Visiting scholar to talk about moral, political challenges of climate change

EUGENE, Ore. -- (Oct. 28, 2009) -- Climate change is the greatest collective challenge humanity has ever faced, and we are not responding adequately, says Dale Jamieson, a scholar on environmental values and policy and climate change. The 2009 UO Wayne Morse Center Chair will discuss how the only way to solve the problem of climate change is to frame it as a moral issue, in terms of values.

The talk, "The Moral and Political Challenges of Climate Change," is at 7 p.m. on Tuesday, Nov. 3, in room 110 of the Knight Law Center, 1515 Agate St.
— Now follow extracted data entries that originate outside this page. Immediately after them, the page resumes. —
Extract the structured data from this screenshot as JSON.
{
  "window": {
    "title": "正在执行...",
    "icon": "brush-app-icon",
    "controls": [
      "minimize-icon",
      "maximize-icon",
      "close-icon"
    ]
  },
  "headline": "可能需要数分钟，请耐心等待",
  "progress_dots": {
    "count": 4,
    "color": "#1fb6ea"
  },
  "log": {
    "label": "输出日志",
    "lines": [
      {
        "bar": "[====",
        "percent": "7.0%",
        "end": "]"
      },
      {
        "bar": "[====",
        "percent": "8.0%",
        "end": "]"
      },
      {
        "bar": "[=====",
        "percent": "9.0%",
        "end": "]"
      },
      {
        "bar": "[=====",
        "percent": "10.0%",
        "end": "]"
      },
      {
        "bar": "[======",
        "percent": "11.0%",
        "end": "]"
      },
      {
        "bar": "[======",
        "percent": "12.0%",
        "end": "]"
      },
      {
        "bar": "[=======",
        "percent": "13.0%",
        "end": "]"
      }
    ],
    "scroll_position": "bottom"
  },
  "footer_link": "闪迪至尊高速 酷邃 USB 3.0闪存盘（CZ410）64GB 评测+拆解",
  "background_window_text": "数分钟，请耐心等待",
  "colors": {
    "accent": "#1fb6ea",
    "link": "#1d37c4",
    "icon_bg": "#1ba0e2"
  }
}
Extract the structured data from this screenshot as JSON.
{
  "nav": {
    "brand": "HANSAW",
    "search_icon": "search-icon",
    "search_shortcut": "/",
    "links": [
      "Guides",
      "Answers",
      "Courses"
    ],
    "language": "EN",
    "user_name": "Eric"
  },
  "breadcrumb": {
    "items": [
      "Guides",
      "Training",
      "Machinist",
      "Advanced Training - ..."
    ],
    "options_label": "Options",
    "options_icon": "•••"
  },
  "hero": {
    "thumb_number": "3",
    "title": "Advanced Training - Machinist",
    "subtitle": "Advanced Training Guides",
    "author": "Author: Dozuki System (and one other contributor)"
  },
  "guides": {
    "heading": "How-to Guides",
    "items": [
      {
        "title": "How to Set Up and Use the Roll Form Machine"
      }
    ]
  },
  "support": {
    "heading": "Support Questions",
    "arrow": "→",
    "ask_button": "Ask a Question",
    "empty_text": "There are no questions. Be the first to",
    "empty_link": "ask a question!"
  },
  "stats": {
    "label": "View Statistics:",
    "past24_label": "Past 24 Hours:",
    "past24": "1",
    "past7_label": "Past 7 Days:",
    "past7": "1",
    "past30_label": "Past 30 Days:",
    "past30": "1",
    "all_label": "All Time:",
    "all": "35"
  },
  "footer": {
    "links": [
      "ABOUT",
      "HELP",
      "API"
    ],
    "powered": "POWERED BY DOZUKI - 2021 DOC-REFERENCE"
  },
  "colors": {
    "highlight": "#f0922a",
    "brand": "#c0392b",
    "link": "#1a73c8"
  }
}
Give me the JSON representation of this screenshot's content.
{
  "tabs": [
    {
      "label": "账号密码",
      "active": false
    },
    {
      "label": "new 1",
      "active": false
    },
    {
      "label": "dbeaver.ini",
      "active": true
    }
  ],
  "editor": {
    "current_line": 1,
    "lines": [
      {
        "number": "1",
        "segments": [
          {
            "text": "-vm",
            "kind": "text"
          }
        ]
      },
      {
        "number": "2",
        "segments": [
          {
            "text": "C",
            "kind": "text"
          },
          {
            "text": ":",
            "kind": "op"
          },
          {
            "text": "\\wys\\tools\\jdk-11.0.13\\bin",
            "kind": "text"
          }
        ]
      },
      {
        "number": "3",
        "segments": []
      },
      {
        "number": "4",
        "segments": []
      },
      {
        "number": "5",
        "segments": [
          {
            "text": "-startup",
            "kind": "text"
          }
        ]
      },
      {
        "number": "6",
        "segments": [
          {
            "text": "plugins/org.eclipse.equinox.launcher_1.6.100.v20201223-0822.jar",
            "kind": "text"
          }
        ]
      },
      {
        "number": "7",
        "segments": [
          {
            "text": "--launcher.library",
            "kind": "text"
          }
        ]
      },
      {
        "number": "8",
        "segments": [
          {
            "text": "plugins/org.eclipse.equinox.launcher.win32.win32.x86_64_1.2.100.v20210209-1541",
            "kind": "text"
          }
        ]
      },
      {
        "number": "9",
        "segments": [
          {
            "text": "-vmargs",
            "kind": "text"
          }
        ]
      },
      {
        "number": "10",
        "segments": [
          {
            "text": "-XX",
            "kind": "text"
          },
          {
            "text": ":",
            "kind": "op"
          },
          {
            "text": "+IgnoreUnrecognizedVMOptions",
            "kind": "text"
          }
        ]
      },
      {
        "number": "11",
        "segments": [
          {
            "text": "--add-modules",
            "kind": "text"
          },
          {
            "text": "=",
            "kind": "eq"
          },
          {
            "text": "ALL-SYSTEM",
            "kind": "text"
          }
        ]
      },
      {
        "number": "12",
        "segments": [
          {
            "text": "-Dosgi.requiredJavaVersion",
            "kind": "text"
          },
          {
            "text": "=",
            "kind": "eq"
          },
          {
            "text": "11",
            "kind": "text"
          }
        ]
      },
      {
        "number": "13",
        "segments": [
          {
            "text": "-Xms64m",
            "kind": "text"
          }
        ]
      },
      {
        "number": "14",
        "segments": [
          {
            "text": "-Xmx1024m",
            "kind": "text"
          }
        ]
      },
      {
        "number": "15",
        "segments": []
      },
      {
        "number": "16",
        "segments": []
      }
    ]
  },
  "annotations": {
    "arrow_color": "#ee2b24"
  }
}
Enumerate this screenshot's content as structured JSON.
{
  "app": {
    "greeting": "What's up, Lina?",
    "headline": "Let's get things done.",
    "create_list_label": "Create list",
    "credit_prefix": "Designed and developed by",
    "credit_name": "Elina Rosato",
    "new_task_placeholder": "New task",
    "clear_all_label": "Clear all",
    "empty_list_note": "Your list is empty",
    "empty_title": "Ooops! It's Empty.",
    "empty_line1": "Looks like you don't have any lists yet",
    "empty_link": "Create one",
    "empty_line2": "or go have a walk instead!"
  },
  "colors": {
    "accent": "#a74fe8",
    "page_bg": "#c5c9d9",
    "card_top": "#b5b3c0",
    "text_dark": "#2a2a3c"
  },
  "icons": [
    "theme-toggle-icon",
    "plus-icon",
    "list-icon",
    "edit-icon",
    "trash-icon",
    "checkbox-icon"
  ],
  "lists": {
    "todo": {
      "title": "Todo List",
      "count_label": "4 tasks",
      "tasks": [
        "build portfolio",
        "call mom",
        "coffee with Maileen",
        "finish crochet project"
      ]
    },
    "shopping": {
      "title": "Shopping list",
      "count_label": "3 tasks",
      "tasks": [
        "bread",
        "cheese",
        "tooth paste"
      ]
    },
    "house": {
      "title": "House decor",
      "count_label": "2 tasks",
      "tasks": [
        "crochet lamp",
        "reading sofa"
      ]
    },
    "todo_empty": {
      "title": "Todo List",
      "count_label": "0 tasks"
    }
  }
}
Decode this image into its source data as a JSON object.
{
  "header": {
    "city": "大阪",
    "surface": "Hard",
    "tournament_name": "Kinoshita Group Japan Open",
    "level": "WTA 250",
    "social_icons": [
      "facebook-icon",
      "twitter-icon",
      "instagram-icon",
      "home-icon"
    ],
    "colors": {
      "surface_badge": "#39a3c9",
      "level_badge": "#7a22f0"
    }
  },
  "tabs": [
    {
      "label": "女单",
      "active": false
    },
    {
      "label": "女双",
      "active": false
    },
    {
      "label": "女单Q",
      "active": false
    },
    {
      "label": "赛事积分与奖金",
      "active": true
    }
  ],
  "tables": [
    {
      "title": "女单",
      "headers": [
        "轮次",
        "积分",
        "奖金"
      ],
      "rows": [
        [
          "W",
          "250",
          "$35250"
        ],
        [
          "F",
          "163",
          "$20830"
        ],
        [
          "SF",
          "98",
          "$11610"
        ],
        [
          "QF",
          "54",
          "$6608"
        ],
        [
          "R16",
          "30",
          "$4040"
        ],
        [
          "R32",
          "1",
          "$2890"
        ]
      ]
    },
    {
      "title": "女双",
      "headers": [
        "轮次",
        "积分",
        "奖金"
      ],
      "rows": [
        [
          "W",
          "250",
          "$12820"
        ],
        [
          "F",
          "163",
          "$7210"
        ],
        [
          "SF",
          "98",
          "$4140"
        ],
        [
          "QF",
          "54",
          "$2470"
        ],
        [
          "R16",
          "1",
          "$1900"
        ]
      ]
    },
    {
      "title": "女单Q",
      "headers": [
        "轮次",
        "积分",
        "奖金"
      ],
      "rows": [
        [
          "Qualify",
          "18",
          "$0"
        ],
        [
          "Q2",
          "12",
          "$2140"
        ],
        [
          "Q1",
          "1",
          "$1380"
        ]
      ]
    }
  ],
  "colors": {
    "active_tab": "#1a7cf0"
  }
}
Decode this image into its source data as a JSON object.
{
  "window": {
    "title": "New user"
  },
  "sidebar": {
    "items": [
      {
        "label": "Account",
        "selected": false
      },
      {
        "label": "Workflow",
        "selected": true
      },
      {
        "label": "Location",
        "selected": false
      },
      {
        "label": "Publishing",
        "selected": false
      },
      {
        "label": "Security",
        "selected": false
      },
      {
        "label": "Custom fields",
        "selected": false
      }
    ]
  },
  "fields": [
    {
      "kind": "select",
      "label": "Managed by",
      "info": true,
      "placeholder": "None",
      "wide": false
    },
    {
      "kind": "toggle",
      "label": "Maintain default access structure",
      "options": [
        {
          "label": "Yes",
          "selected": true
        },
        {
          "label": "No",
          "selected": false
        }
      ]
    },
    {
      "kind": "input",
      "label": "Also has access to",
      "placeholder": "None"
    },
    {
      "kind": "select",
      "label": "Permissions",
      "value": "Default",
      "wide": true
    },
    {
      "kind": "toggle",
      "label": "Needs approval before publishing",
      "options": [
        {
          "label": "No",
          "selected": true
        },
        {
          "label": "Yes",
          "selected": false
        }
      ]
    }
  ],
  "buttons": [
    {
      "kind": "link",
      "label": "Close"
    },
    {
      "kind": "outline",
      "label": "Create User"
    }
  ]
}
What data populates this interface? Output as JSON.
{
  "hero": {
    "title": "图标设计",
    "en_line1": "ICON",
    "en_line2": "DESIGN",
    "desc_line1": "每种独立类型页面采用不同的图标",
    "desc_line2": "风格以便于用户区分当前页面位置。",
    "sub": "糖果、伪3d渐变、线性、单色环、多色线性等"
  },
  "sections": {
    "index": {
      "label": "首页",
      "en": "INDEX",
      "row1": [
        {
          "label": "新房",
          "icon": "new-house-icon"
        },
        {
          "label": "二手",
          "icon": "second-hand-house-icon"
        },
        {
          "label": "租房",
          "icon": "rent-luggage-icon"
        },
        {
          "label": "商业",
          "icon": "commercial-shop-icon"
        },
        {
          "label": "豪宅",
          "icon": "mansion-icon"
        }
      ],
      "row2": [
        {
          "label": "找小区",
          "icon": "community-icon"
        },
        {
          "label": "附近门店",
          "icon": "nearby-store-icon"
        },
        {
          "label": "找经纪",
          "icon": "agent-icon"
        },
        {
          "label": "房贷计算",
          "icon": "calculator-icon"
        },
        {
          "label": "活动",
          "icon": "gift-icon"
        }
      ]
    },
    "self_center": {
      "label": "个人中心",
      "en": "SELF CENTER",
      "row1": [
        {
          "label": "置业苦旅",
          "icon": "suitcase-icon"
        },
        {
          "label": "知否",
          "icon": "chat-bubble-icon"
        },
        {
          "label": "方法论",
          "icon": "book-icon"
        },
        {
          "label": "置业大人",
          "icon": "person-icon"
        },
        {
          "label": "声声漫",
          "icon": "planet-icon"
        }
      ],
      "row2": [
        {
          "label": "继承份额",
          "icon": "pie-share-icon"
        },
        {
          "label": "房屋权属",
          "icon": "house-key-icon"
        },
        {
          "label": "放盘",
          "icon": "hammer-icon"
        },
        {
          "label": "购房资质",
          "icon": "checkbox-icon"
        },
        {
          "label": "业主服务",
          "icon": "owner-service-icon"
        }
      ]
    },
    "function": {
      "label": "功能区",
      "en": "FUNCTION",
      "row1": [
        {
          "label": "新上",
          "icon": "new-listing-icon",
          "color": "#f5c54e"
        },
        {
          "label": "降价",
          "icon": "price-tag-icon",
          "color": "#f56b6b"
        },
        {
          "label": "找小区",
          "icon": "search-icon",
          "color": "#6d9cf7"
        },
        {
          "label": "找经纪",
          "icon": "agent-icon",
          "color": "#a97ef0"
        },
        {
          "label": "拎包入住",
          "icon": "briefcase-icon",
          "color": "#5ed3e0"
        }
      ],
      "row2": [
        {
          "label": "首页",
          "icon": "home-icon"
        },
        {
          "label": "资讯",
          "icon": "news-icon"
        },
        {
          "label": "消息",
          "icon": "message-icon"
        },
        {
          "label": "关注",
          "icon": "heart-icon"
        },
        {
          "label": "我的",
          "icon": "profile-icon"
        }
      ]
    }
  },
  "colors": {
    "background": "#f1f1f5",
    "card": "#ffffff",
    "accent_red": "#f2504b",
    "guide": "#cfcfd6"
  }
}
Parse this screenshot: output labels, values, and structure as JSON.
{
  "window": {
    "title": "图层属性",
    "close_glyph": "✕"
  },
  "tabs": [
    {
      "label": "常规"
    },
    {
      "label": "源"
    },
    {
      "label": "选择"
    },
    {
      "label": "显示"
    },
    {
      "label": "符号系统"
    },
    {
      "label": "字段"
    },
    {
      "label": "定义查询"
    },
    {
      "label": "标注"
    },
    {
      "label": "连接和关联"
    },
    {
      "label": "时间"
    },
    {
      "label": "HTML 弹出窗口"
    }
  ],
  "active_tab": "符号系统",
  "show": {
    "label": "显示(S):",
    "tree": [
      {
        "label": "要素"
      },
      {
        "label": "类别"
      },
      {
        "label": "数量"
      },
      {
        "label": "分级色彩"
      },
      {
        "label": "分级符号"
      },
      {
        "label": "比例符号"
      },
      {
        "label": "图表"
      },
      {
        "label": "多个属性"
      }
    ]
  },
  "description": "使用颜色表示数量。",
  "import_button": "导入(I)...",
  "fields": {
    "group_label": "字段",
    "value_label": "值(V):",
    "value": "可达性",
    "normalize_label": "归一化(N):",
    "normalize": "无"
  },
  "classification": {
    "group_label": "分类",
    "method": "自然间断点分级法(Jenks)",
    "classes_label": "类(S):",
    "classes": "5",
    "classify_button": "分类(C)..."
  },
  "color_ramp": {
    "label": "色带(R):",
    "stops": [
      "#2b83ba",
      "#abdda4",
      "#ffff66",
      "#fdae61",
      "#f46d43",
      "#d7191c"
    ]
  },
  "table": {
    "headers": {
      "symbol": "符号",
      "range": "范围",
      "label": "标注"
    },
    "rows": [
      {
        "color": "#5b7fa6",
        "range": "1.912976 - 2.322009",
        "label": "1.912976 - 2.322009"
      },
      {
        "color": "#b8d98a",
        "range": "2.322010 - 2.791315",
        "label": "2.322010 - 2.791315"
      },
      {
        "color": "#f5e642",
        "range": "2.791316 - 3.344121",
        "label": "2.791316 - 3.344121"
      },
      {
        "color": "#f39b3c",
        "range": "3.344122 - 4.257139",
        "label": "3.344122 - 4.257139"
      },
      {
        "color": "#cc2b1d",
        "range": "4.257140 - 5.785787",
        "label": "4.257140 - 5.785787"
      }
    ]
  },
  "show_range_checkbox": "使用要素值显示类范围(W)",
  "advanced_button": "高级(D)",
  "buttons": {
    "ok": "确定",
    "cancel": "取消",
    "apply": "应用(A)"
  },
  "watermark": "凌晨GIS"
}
Bob Doppelt, director of the UO Climate Leadership Initiative will speak after Jamieson.

“We’re going to have to change our attitude so that for the next generation burning coal is going to be seen as behavior that’s every bit as unrespectable as lighting up a cigar in a public place,” said Jamieson, a visiting professor at the University of Oregon during fall term.

Jamieson is a professor of environmental studies and philosophy at New York University. He is a scholar on environmental values and policy and climate change, and his books "Ethics and the Environment: An Introduction" and "Morality’s Progress: Essays on Humans, Other Animals, and the Rest of Nature,” have become standard texts in environmental ethics. While at the UO, Jamieson is teaching a seminar for graduate and undergraduate students called "Climate Ethics and Law."